La Corte d’Appello di Torino ha ribaltato la sentenza di primo grado riguardante le morti e le malattie provocate fra il 2008 e il 2013 dalla precedente esposizione all’amianto negli stabilimenti Olivetti d’Ivrea. Al processo di primo grado c’erano diciassette imputati, accusati d’omicidio colposo e di lesioni plurime, e vi furono tredici condanne e quattro assoluzioni. Carlo De Benedetti, all’epoca alla guida del colosso d’Ivrea, proprietario del Gruppo L’Espresso, era stato condannato a cinque anni e due mesi di prigione, e la stessa sorte era toccata anche a suo fratello Franco, allora suo vice in Olivetti. Con la sentenza della Corte d’Appello di Torino, tutti e tredici gli imputati sono stati quindi assolti.

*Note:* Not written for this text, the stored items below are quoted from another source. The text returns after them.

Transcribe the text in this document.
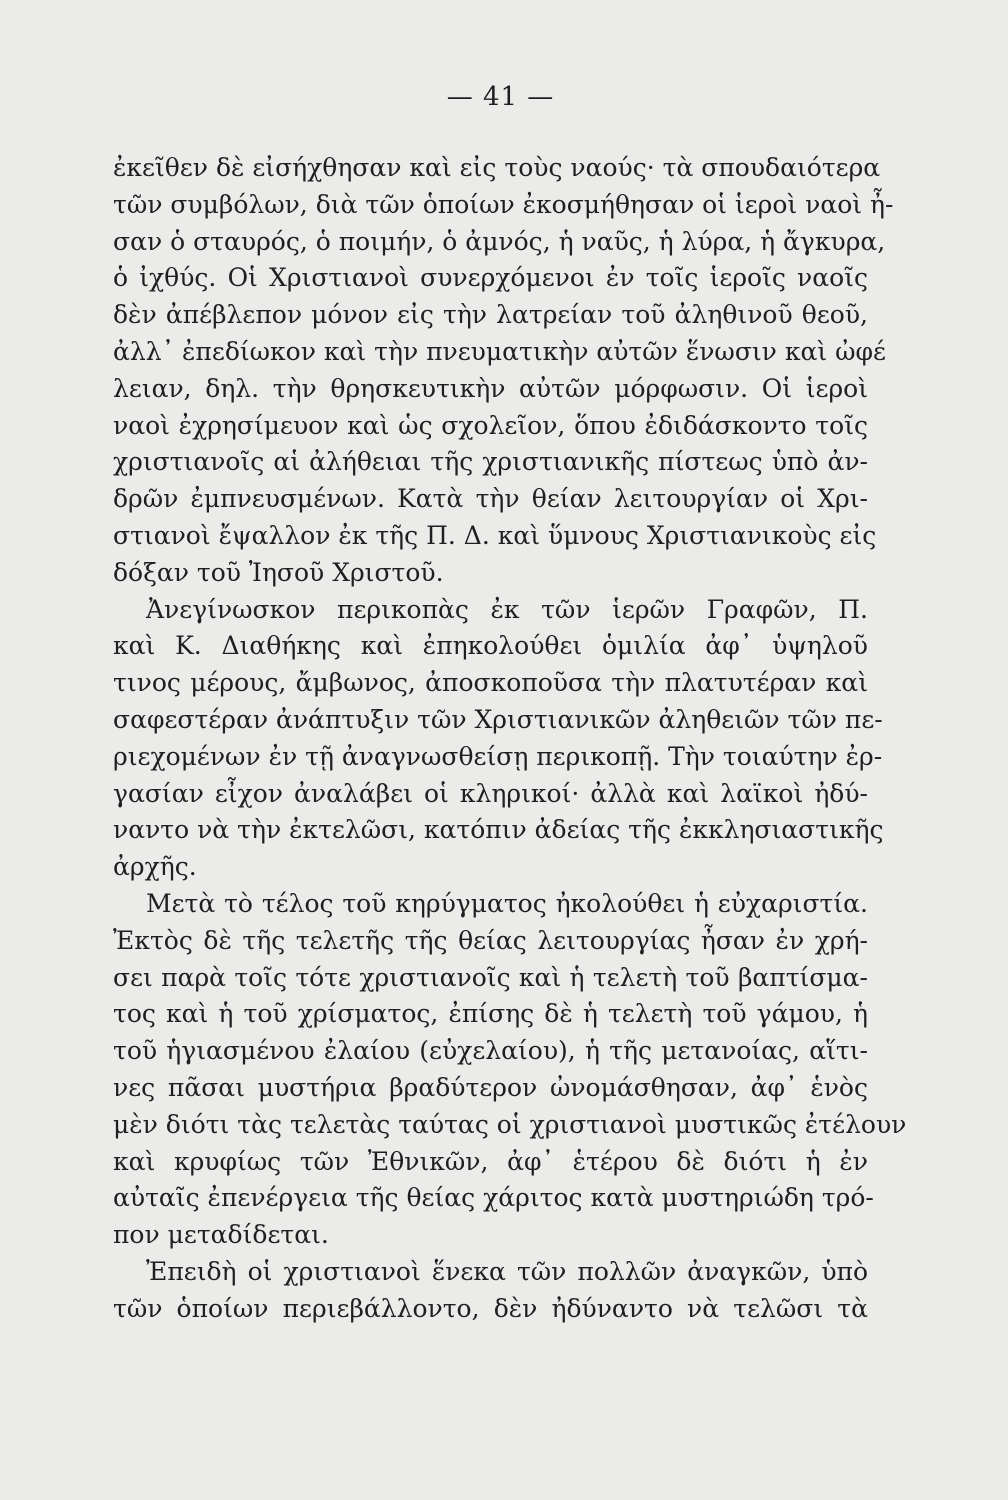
— 41 —
ἐκεῖθεν δὲ εἰσήχθησαν καὶ εἰς τοὺς ναούς· τὰ σπουδαιότερα
τῶν συμβόλων, διὰ τῶν ὁποίων ἐκοσμήθησαν οἱ ἱεροὶ ναοὶ ἦ-
σαν ὁ σταυρός, ὁ ποιμήν, ὁ ἀμνός, ἡ ναῦς, ἡ λύρα, ἡ ἄγκυρα,
ὁ ἰχθύς. Οἱ Χριστιανοὶ συνερχόμενοι ἐν τοῖς ἱεροῖς ναοῖς
δὲν ἀπέβλεπον μόνον εἰς τὴν λατρείαν τοῦ ἀληθινοῦ θεοῦ,
ἀλλ᾿ ἐπεδίωκον καὶ τὴν πνευματικὴν αὐτῶν ἕνωσιν καὶ ὠφέ
λειαν, δηλ. τὴν θρησκευτικὴν αὐτῶν μόρφωσιν. Οἱ ἱεροὶ
ναοὶ ἐχρησίμευον καὶ ὡς σχολεῖον, ὅπου ἐδιδάσκοντο τοῖς
χριστιανοῖς αἱ ἀλήθειαι τῆς χριστιανικῆς πίστεως ὑπὸ ἀν-
δρῶν ἐμπνευσμένων. Κατὰ τὴν θείαν λειτουργίαν οἱ Χρι-
στιανοὶ ἔψαλλον ἐκ τῆς Π. Δ. καὶ ὕμνους Χριστιανικοὺς εἰς
δόξαν τοῦ Ἰησοῦ Χριστοῦ.
Ἀνεγίνωσκον περικοπὰς ἐκ τῶν ἱερῶν Γραφῶν, Π.
καὶ Κ. Διαθήκης καὶ ἐπηκολούθει ὁμιλία ἀφ᾿ ὑψηλοῦ
τινος μέρους, ἄμβωνος, ἀποσκοποῦσα τὴν πλατυτέραν καὶ
σαφεστέραν ἀνάπτυξιν τῶν Χριστιανικῶν ἀληθειῶν τῶν πε-
ριεχομένων ἐν τῇ ἀναγνωσθείσῃ περικοπῇ. Τὴν τοιαύτην ἐρ-
γασίαν εἶχον ἀναλάβει οἱ κληρικοί· ἀλλὰ καὶ λαϊκοὶ ἠδύ-
ναντο νὰ τὴν ἐκτελῶσι, κατόπιν ἀδείας τῆς ἐκκλησιαστικῆς
ἀρχῆς.
Μετὰ τὸ τέλος τοῦ κηρύγματος ἠκολούθει ἡ εὐχαριστία.
Ἐκτὸς δὲ τῆς τελετῆς τῆς θείας λειτουργίας ἦσαν ἐν χρή-
σει παρὰ τοῖς τότε χριστιανοῖς καὶ ἡ τελετὴ τοῦ βαπτίσμα-
τος καὶ ἡ τοῦ χρίσματος, ἐπίσης δὲ ἡ τελετὴ τοῦ γάμου, ἡ
τοῦ ἡγιασμένου ἐλαίου (εὐχελαίου), ἡ τῆς μετανοίας, αἵτι-
νες πᾶσαι μυστήρια βραδύτερον ὠνομάσθησαν, ἀφ᾿ ἑνὸς
μὲν διότι τὰς τελετὰς ταύτας οἱ χριστιανοὶ μυστικῶς ἐτέλουν
καὶ κρυφίως τῶν Ἐθνικῶν, ἀφ᾿ ἑτέρου δὲ διότι ἡ ἐν
αὐταῖς ἐπενέργεια τῆς θείας χάριτος κατὰ μυστηριώδη τρό-
πον μεταδίδεται.
Ἐπειδὴ οἱ χριστιανοὶ ἕνεκα τῶν πολλῶν ἀναγκῶν, ὑπὸ
τῶν ὁποίων περιεβάλλοντο, δὲν ἠδύναντο νὰ τελῶσι τὰ
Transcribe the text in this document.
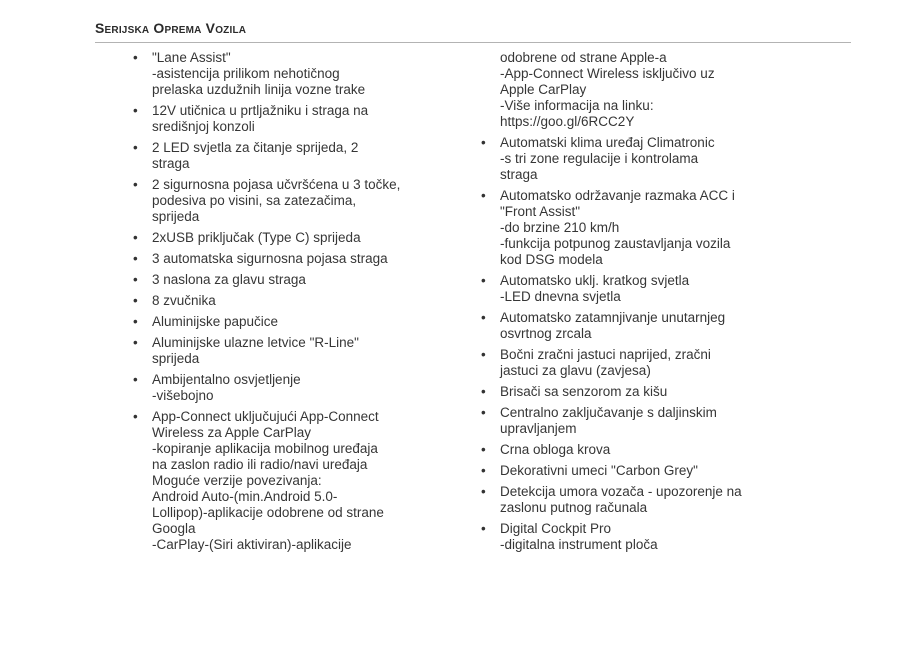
Serijska Oprema Vozila
•	"Lane Assist"
-asistencija prilikom nehotičnog
prelaska uzdužnih linija vozne trake
•	12V utičnica u prtljažniku i straga na
središnjoj konzoli
•	2 LED svjetla za čitanje sprijeda, 2
straga
•	2 sigurnosna pojasa učvršćena u 3 točke,
podesiva po visini, sa zatezačima,
sprijeda
•	2xUSB priključak (Type C) sprijeda
•	3 automatska sigurnosna pojasa straga
•	3 naslona za glavu straga
•	8 zvučnika
•	Aluminijske papučice
•	Aluminijske ulazne letvice "R-Line"
sprijeda
•	Ambijentalno osvjetljenje
-višebojno
•	App-Connect uključujući App-Connect
Wireless za Apple CarPlay
-kopiranje aplikacija mobilnog uređaja
na zaslon radio ili radio/navi uređaja
Moguće verzije povezivanja:
Android Auto-(min.Android 5.0-
Lollipop)-aplikacije odobrene od strane
Googla
-CarPlay-(Siri aktiviran)-aplikacije
odobrene od strane Apple-a
-App-Connect Wireless isključivo uz
Apple CarPlay
-Više informacija na linku:
https://goo.gl/6RCC2Y
•	Automatski klima uređaj Climatronic
-s tri zone regulacije i kontrolama
straga
•	Automatsko održavanje razmaka ACC i
"Front Assist"
-do brzine 210 km/h
-funkcija potpunog zaustavljanja vozila
kod DSG modela
•	Automatsko uklj. kratkog svjetla
-LED dnevna svjetla
•	Automatsko zatamnjivanje unutarnjeg
osvrtnog zrcala
•	Bočni zračni jastuci naprijed, zračni
jastuci za glavu (zavjesa)
•	Brisači sa senzorom za kišu
•	Centralno zaključavanje s daljinskim
upravljanjem
•	Crna obloga krova
•	Dekorativni umeci "Carbon Grey"
•	Detekcija umora vozača - upozorenje na
zaslonu putnog računala
•	Digital Cockpit Pro
-digitalna instrument ploča
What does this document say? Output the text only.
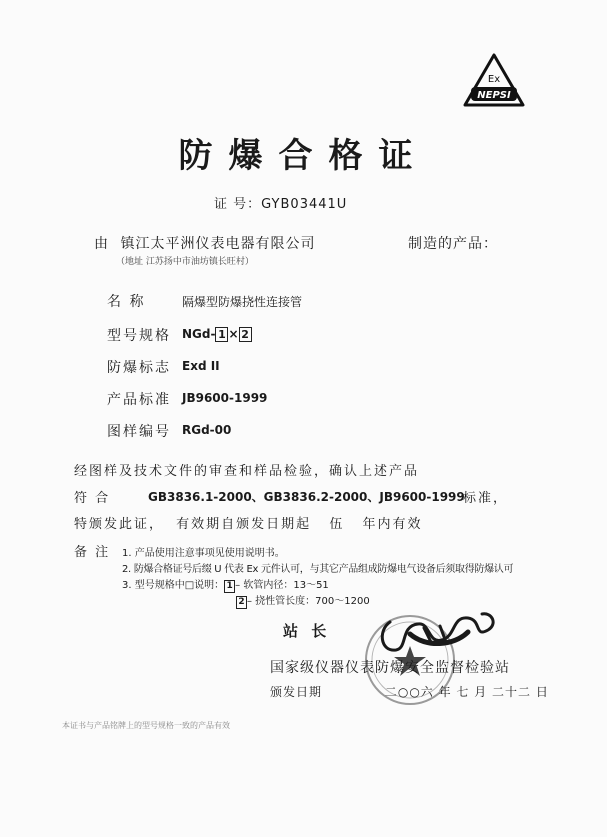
Ex
NEPSI
防爆合格证
证 号：GYB03441U
由 镇江太平洲仪表电器有限公司	制造的产品：
（地址 江苏扬中市油坊镇长旺村）
名 称	隔爆型防爆挠性连接管
型号规格 NGd- 1 × 2
防爆标志 Exd II
产品标准 JB9600-1999
图样编号 RGd-00
经图样及技术文件的审查和样品检验，确认上述产品
符 合	GB3836.1-2000、GB3836.2-2000、JB9600-1999
标准，
特颁发此证， 有效期自颁发日期起 伍 年内有效
备 注 1. 产品使用注意事项见使用说明书。
2. 防爆合格证号后缀 U 代表 Ex 元件认可，与其它产品组成防爆电气设备后须取得防爆认可
3. 型号规格中□说明： 1 – 软管内径：13～51
2 – 挠性管长度：700～1200
站 长
国家级仪器仪表防爆安全监督检验站
颁发日期	二○○六 年 七 月 二十二 日
本证书与产品铭牌上的型号规格一致的产品有效
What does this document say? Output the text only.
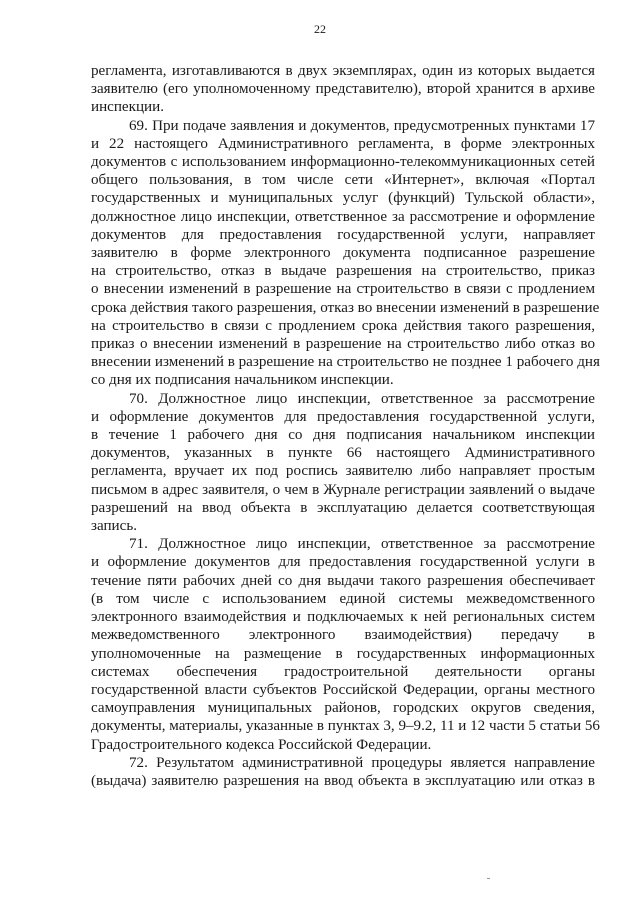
22

регламента, изготавливаются в двух экземплярах, один из которых выдается
заявителю (его уполномоченному представителю), второй хранится в архиве
инспекции.

69. При подаче заявления и документов, предусмотренных пунктами 17
и 22 настоящего Административного регламента, в форме электронных
документов с использованием информационно-телекоммуникационных сетей
общего пользования, в том числе сети «Интернет», включая «Портал
государственных и муниципальных услуг (функций) Тульской области»,
должностное лицо инспекции, ответственное за рассмотрение и оформление
документов для предоставления государственной услуги, направляет
заявителю в форме электронного документа подписанное разрешение
на строительство, отказ в выдаче разрешения на строительство, приказ
о внесении изменений в разрешение на строительство в связи с продлением
срока действия такого разрешения, отказ во внесении изменений в разрешение
на строительство в связи с продлением срока действия такого разрешения,
приказ о внесении изменений в разрешение на строительство либо отказ во
внесении изменений в разрешение на строительство не позднее 1 рабочего дня
со дня их подписания начальником инспекции.

70. Должностное лицо инспекции, ответственное за рассмотрение
и оформление документов для предоставления государственной услуги,
в течение 1 рабочего дня со дня подписания начальником инспекции
документов, указанных в пункте 66 настоящего Административного
регламента, вручает их под роспись заявителю либо направляет простым
письмом в адрес заявителя, о чем в Журнале регистрации заявлений о выдаче
разрешений на ввод объекта в эксплуатацию делается соответствующая
запись.

71. Должностное лицо инспекции, ответственное за рассмотрение
и оформление документов для предоставления государственной услуги в
течение пяти рабочих дней со дня выдачи такого разрешения обеспечивает
(в том числе с использованием единой системы межведомственного
электронного взаимодействия и подключаемых к ней региональных систем
межведомственного электронного взаимодействия) передачу в
уполномоченные на размещение в государственных информационных
системах обеспечения градостроительной деятельности органы
государственной власти субъектов Российской Федерации, органы местного
самоуправления муниципальных районов, городских округов сведения,
документы, материалы, указанные в пунктах 3, 9–9.2, 11 и 12 части 5 статьи 56
Градостроительного кодекса Российской Федерации.

72. Результатом административной процедуры является направление
(выдача) заявителю разрешения на ввод объекта в эксплуатацию или отказ в
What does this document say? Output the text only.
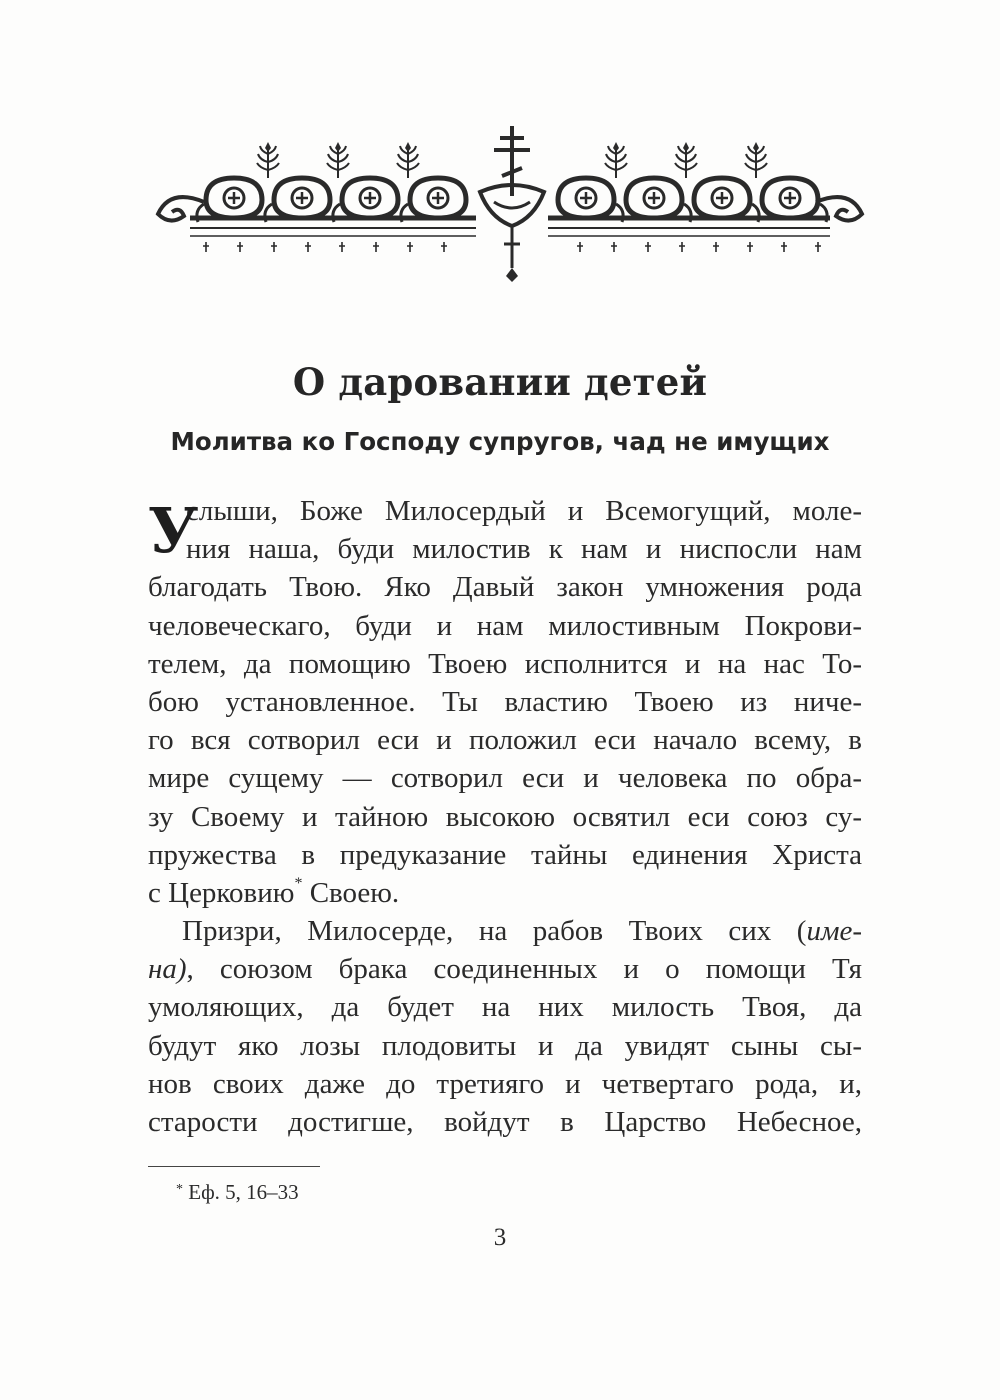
О даровании детей
Молитва ко Господу супругов, чад не имущих
У
слыши, Боже Милосердый и Всемогущий, моле-
ния наша, буди милостив к нам и ниспосли нам
благодать Твою. Яко Давый закон умножения рода
человеческаго, буди и нам милостивным Покрови-
телем, да помощию Твоею исполнится и на нас То-
бою установленное. Ты властию Твоею из ниче-
го вся сотворил еси и положил еси начало всему, в
мире сущему — сотворил еси и человека по обра-
зу Своему и тайною высокою освятил еси союз су-
пружества в предуказание тайны единения Христа
с Церковию* Своею.
Призри, Милосерде, на рабов Твоих сих (име-
на), союзом брака соединенных и о помощи Тя
умоляющих, да будет на них милость Твоя, да
будут яко лозы плодовиты и да увидят сыны сы-
нов своих даже до третияго и четвертаго рода, и,
старости достигше, войдут в Царство Небесное,
* Еф. 5, 16–33
3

L’indagine era stata avviata nel 2013 dalla Procura d’Ivrea, a causa della morte avvenuta a partire dal 2008 d’alcuni ex operai Olivetti per mesotelioma, un tumore provocato dall’esposizione all’amianto e che colpisce la membrana che riveste i polmoni. In base all’accusa i dirigenti dell’azienda non potevano non sapere che l’amianto avrebbe comportato tali rischi alle proprie maestranze. In particolare fu il silicato, talco a base d’amianto usato per la produzione di macchine da scrivere e stampanti, a causare il tumore in quattordici dipendenti, dei quali due soltanto sono poi sopravvissuti.

Non si conoscono ancora le motivazioni vere e proprie dell’assoluzione, che pare essersi “aggrappata” alla controversa ricerca scientifica in merito al cosiddetto “effetto acceleratore” nelle malattie provocate dall’amianto. A “Repubblica”, quotidiano non a caso di De Benedetti, un avvocato ha dichiarato: “In pratica un dirigente è considerato responsabile solo per i primi due anni d’esposizione del lavoratore all’amianto. In questo caso De Benedetti è stato in carica a partire dal 1978 e i dipendenti erano stati colpiti dalla patologia in un periodo precedente. Se fosse accertata l’esistenza di un ‘effetto acceleratore’ sarebbe diverso. Ma nella comunità scientifica non c’è un consenso unanime. E quindi la giurisprudenza non può tenerne conto”.

E pensare che ai tempi di Adriano Olivetti, la Olivetti d’Ivrea era un esempio non soltanto in termini d’innovazione e di “potenza industriale”, ma anche di democrazia e d’illuminismo dentro la fabbrica e nei rapporti lavorativi. Ai tempi di Carlo De Benedetti, invece, è stato l’esatto contrario. Curiosamente la magistratura italiana ha assolto De Benedetti, mentre le sue indagini sulla morte alquanto misteriosa di Adriano Olivetti e del suo braccio destro Mario Tchou non sono mai approdate ad alcunché. Anche in questo caso, si potrebbe sempre dire con ironia “curiosamente”.